Allegion Chairman, President and CEO David Petratis says AXA’s products are highly regarded for their quality and security ratings. He also noted that AXA has an entrepreneurial culture with a robust management team that’s built extensive customer and channel relationships Allegion can further leverage.

“AXA is a strong brand that has a reputation for premium quality security solutions, making this company a great fit for our EMEIA [Europe, Middle East, India & Africa] business and also for Allegion as a whole,” Petratis says. “With AXA in our family, we will enhance our company’s deep local heritage and create more meaningful growth opportunities through innovative product development in Europe and globally.

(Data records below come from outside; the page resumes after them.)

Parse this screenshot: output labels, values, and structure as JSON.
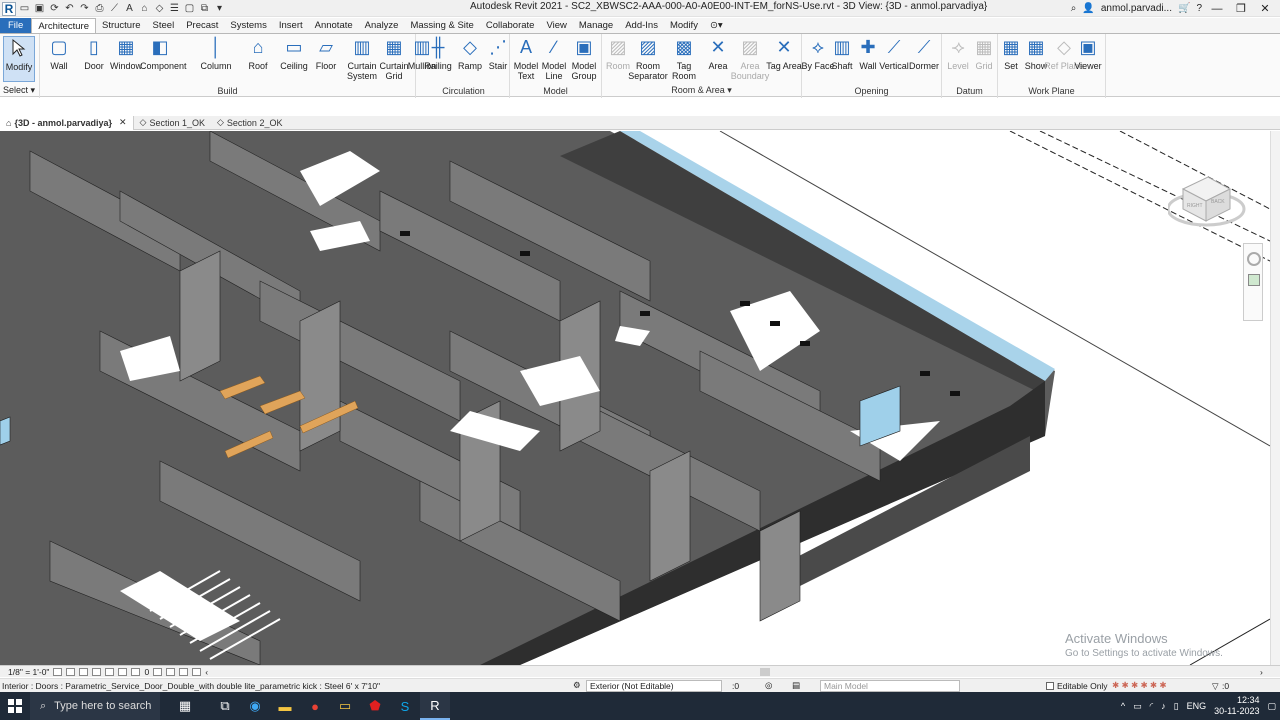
{
  "app": {
    "title": "Autodesk Revit 2021 - SC2_XBWSC2-AAA-000-A0-A0E00-INT-EM_forNS-Use.rvt - 3D View: {3D - anmol.parvadiya}",
    "user": "anmol.parvadi..."
  },
  "menu": {
    "tabs": [
      "File",
      "Architecture",
      "Structure",
      "Steel",
      "Precast",
      "Systems",
      "Insert",
      "Annotate",
      "Analyze",
      "Massing & Site",
      "Collaborate",
      "View",
      "Manage",
      "Add-Ins",
      "Modify"
    ],
    "active": "Architecture"
  },
  "ribbon": {
    "select": {
      "modify_label": "Modify",
      "group_label": "Select ▾"
    },
    "build": {
      "label": "Build",
      "buttons": [
        "Wall",
        "Door",
        "Window",
        "Component",
        "Column",
        "Roof",
        "Ceiling",
        "Floor",
        "Curtain System",
        "Curtain Grid",
        "Mullion"
      ]
    },
    "circulation": {
      "label": "Circulation",
      "buttons": [
        "Railing",
        "Ramp",
        "Stair"
      ]
    },
    "model": {
      "label": "Model",
      "buttons": [
        "Model Text",
        "Model Line",
        "Model Group"
      ]
    },
    "room_area": {
      "label": "Room & Area ▾",
      "buttons": [
        "Room",
        "Room Separator",
        "Tag Room",
        "Area",
        "Area Boundary",
        "Tag Area"
      ]
    },
    "opening": {
      "label": "Opening",
      "buttons": [
        "By Face",
        "Shaft",
        "Wall",
        "Vertical",
        "Dormer"
      ]
    },
    "datum": {
      "label": "Datum",
      "buttons": [
        "Level",
        "Grid"
      ]
    },
    "work_plane": {
      "label": "Work Plane",
      "buttons": [
        "Set",
        "Show",
        "Ref Plane",
        "Viewer"
      ]
    }
  },
  "view_tabs": [
    {
      "label": "{3D - anmol.parvadiya}",
      "active": true
    },
    {
      "label": "Section 1_OK",
      "active": false
    },
    {
      "label": "Section 2_OK",
      "active": false
    }
  ],
  "view_control": {
    "scale": "1/8\" = 1'-0\"",
    "detail": "0"
  },
  "status": {
    "message": "Interior : Doors : Parametric_Service_Door_Double_with double lite_parametric kick : Steel 6' x 7'10\"",
    "workset": "Exterior (Not Editable)",
    "selection_count": ":0",
    "design_option": "Main Model",
    "editable_only": "Editable Only",
    "filter": ":0"
  },
  "watermark": {
    "line1": "Activate Windows",
    "line2": "Go to Settings to activate Windows."
  },
  "viewcube": {
    "faces": [
      "RIGHT",
      "BACK"
    ]
  },
  "taskbar": {
    "search_placeholder": "Type here to search",
    "lang": "ENG",
    "time": "12:34",
    "date": "30-11-2023"
  }
}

AXA’s portable security portfolio strengthens our Kryptonite brand, and AXA’s residential product leadership in the Netherlands adds to our strong portfolio of local European brands, including CISA, Bricard and Briton.”

Following the closing of the transaction, AXA is expected to operate within the EMEIA region of Allegion. Harry Smeets, CEO of AXA, believes both companies will benefit from the new partnership.

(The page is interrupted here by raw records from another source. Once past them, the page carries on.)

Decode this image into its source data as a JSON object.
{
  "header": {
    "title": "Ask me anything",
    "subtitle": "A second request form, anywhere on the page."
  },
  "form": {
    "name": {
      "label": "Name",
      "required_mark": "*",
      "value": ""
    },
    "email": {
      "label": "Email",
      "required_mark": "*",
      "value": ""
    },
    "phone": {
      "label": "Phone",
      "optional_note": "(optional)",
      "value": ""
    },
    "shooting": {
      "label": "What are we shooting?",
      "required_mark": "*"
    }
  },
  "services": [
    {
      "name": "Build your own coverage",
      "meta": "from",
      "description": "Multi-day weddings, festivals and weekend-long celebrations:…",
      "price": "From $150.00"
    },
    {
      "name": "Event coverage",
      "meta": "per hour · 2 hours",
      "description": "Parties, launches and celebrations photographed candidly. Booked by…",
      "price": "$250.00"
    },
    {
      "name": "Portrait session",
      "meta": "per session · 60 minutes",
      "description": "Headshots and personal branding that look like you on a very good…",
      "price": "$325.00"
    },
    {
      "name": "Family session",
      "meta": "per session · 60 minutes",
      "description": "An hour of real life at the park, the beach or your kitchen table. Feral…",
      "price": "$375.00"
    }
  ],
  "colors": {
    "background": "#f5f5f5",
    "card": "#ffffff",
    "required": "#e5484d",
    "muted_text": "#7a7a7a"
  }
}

“Our product and market strength, coupled with Allegion’s global and portable security footprint, will enable us to enhance our collective offerings to customers,” Smeets says. “Furthermore, leveraging our combined product development capabilities will allow us to accelerate our innovation pipelines. This is an exciting time for both companies.”

Allegion plans to fund the acquisition through existing cash on hand and its revolving credit facility. The transaction is expected to be accretive to Allegion’s EBITDA margin and accretive to earnings by 2016. Excluding transaction and integration costs, the deal is expected to be immediately accretive to earnings.

Delphi Advisors acted as financial advisor, and Houthoff Buruma acted as legal advisor to Allegion with the transaction. William Blair & Company acted as financial advisor, and Loyens & Loeff acted as legal advisor to Gilde Buy Out Partners and the other selling shareholders with the transaction.